Hancock Health has about 1,400 employees, and Long said about 85% to 90% of them comply with a policy the organization has established stemming from the CMS mandate.

The health care provider had implemented a policy before the mandate came out that required employees to get vaccinated against COVID-19, get an accommodation for religious or medical reasons, or provide documentation of a COVID-19 infection.

“We recognize the value of natural immunity,” Long said of the last option.

CMS does not outline an accommodation for natural immunity, however. That prompted Hancock Health to tweak its immunity exemption to recognize an infection within the past six months. Anyone using that exemption would still have to get vaccinated six months from the infection, however.

“CMS does not address that in particular,” Long said. “We believe that the science supports that. There’s relatively few people that have had an infection in the last six months that work for us, because we’re very careful.”

Should the mandate stand, employees who don’t comply with the policy would face no longer being able to work for Hancock Health, Long said.
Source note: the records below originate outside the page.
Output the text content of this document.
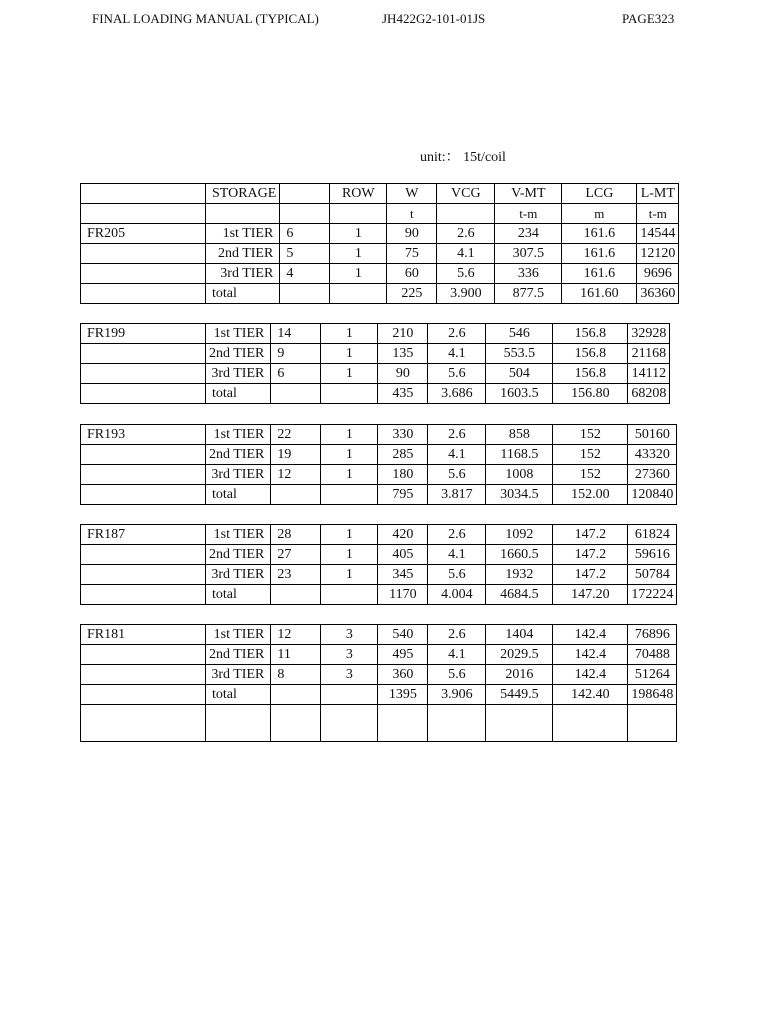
FINAL LOADING MANUAL (TYPICAL)	JH422G2-101-01JS	PAGE323
unit:： 15t/coil
	STORAGE		ROW	W	VCG	V-MT	LCG	L-MT
				t		t-m	m	t-m
FR205	1st TIER	6	1	90	2.6	234	161.6	14544
	2nd TIER	5	1	75	4.1	307.5	161.6	12120
	3rd TIER	4	1	60	5.6	336	161.6	9696
	total			225	3.900	877.5	161.60	36360
FR199	1st TIER	14	1	210	2.6	546	156.8	32928
	2nd TIER	9	1	135	4.1	553.5	156.8	21168
	3rd TIER	6	1	90	5.6	504	156.8	14112
	total			435	3.686	1603.5	156.80	68208
FR193	1st TIER	22	1	330	2.6	858	152	50160
	2nd TIER	19	1	285	4.1	1168.5	152	43320
	3rd TIER	12	1	180	5.6	1008	152	27360
	total			795	3.817	3034.5	152.00	120840
FR187	1st TIER	28	1	420	2.6	1092	147.2	61824
	2nd TIER	27	1	405	4.1	1660.5	147.2	59616
	3rd TIER	23	1	345	5.6	1932	147.2	50784
	total			1170	4.004	4684.5	147.20	172224
FR181	1st TIER	12	3	540	2.6	1404	142.4	76896
	2nd TIER	11	3	495	4.1	2029.5	142.4	70488
	3rd TIER	8	3	360	5.6	2016	142.4	51264
	total			1395	3.906	5449.5	142.40	198648
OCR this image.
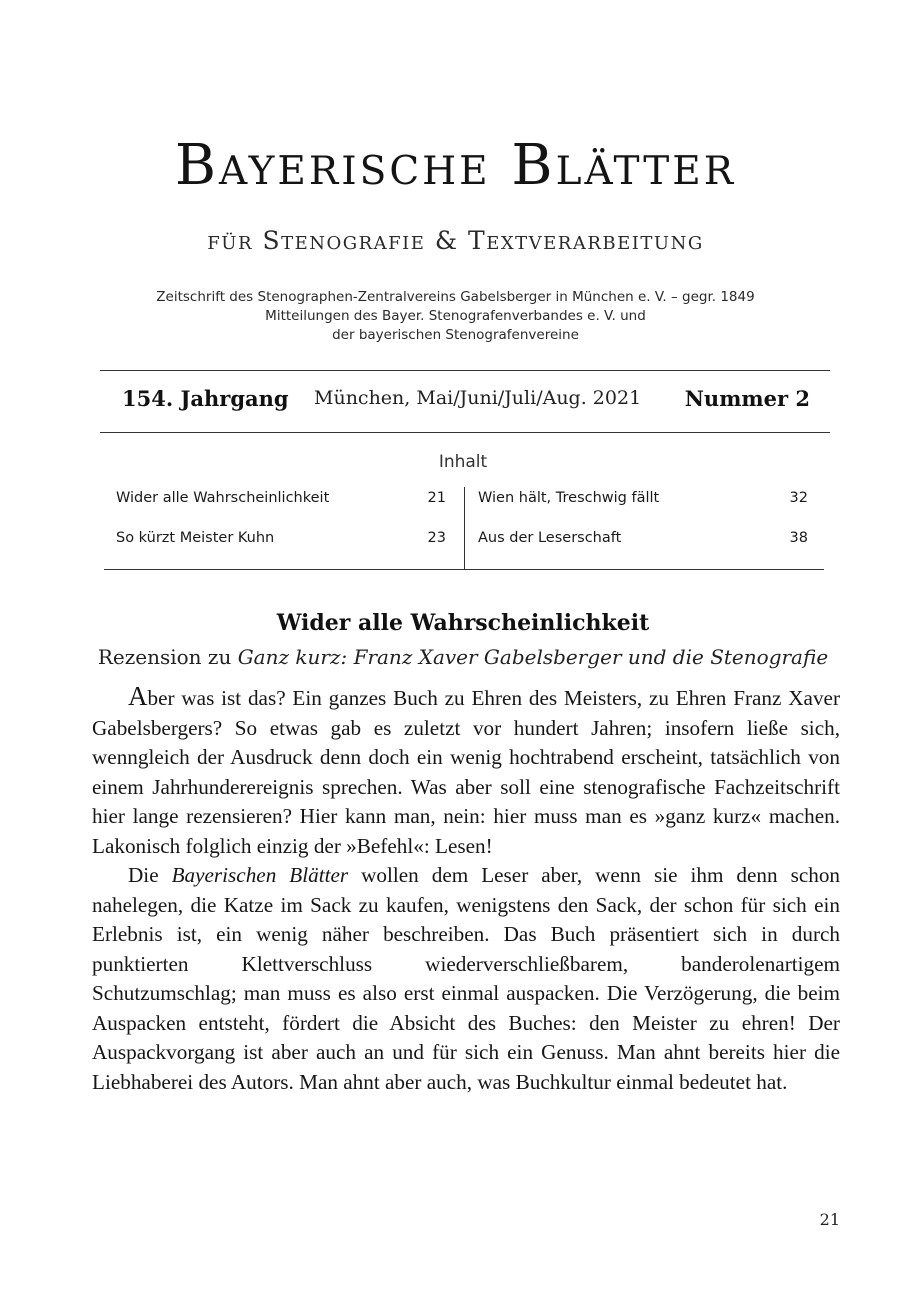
Bayerische Blätter
für Stenografie & Textverarbeitung
Zeitschrift des Stenographen-Zentralvereins Gabelsberger in München e. V. – gegr. 1849
Mitteilungen des Bayer. Stenografenverbandes e. V. und
der bayerischen Stenografenvereine
154. Jahrgang München, Mai/Juni/Juli/Aug. 2021 Nummer 2
Inhalt
Wider alle Wahrscheinlichkeit	21
So kürzt Meister Kuhn	23
Wien hält, Treschwig fällt	32
Aus der Leserschaft	38
Wider alle Wahrscheinlichkeit
Rezension zu Ganz kurz: Franz Xaver Gabelsberger und die Stenografie

Aber was ist das? Ein ganzes Buch zu Ehren des Meisters, zu Ehren Franz Xaver Gabelsbergers? So etwas gab es zuletzt vor hundert Jahren; insofern ließe sich, wenngleich der Ausdruck denn doch ein wenig hochtrabend erscheint, tatsächlich von einem Jahrhunderereignis sprechen. Was aber soll eine stenografische Fachzeitschrift hier lange rezensieren? Hier kann man, nein: hier muss man es »ganz kurz« machen. Lakonisch folglich einzig der »Befehl«: Lesen!

Die Bayerischen Blätter wollen dem Leser aber, wenn sie ihm denn schon nahelegen, die Katze im Sack zu kaufen, wenigstens den Sack, der schon für sich ein Erlebnis ist, ein wenig näher beschreiben. Das Buch präsentiert sich in durch punktierten Klettverschluss wiederverschließbarem, banderolenartigem Schutzumschlag; man muss es also erst einmal auspacken. Die Verzögerung, die beim Auspacken entsteht, fördert die Absicht des Buches: den Meister zu ehren! Der Auspackvorgang ist aber auch an und für sich ein Genuss. Man ahnt bereits hier die Liebhaberei des Autors. Man ahnt aber auch, was Buchkultur einmal bedeutet hat.

21
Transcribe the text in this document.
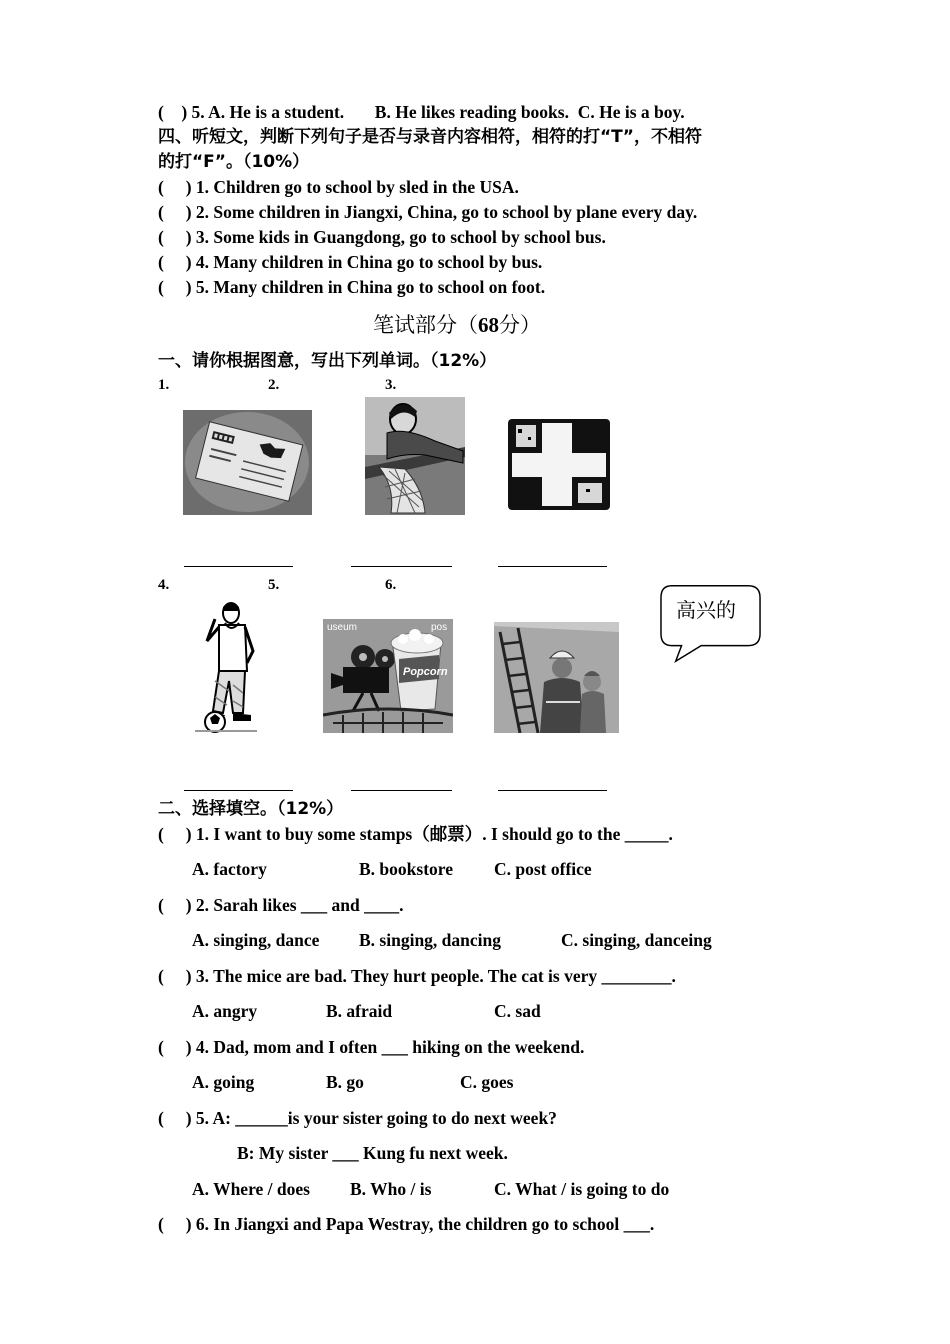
(    ) 5. A. He is a student.       B. He likes reading books.  C. He is a boy.
四、听短文，判断下列句子是否与录音内容相符，相符的打“T”，不相符
的打“F”。（10%）
(     ) 1. Children go to school by sled in the USA.
(     ) 2. Some children in Jiangxi, China, go to school by plane every day.
(     ) 3. Some kids in Guangdong, go to school by school bus.
(     ) 4. Many children in China go to school by bus.
(     ) 5. Many children in China go to school on foot.
笔试部分（68分）
一、请你根据图意，写出下列单词。（12%）
1.	2.	3.
4.	5.	6.
useum	pos
Popcorn
高兴的
二、选择填空。（12%）
(     ) 1. I want to buy some stamps（邮票）. I should go to the _____.
A. factory	B. bookstore C. post office
(     ) 2. Sarah likes ___ and ____.
A. singing, dance B. singing, dancing	C. singing, danceing
(     ) 3. The mice are bad. They hurt people. The cat is very ________.
A. angry	B. afraid	C. sad
(     ) 4. Dad, mom and I often ___ hiking on the weekend.
A. going	B. go	C. goes
(     ) 5. A: ______is your sister going to do next week?
B: My sister ___ Kung fu next week.
A. Where / does B. Who / is	C. What / is going to do
(     ) 6. In Jiangxi and Papa Westray, the children go to school ___.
He added that to his knowledge, about two or three employees have quit in opposition to the mandate.

“The folks that work for Hancock Health are remarkably supportive of the organization,” he said. “They understand the importance of this for patient safety, because this is a weird world we’re in now. And they also understand the regulations that we all have to abide by, because we’re a health care organization. I applaud our employees, and our physicians, and everyone else that’s associated with us for their remarkable understanding and their resilience in the face of taking care of a lot of very sick people, and having to worry about this as well.”

Hancock Health’s policy applies to contractors and those not employed by the organization doing work in one of its facilities as well.

Earlier this year, the federal government also announced that the Occupational Safety and Health Administration would enforce a separate mandate requiring employers with more than 100 employees to ensure their workers get vaccinated or else wear masks and get tested weekly for the novel coronavirus. A federal court has placed a hold on that rule too, however.

While Hancock Health’s employee count also places it in the OSHA mandate that’s being challenged, the CMS rule would supersede it, Long said.

The legal debates mount as Hancock County recorded 105 COVID-19 cases on Nov. 30, its fifth-highest day of the pandemic.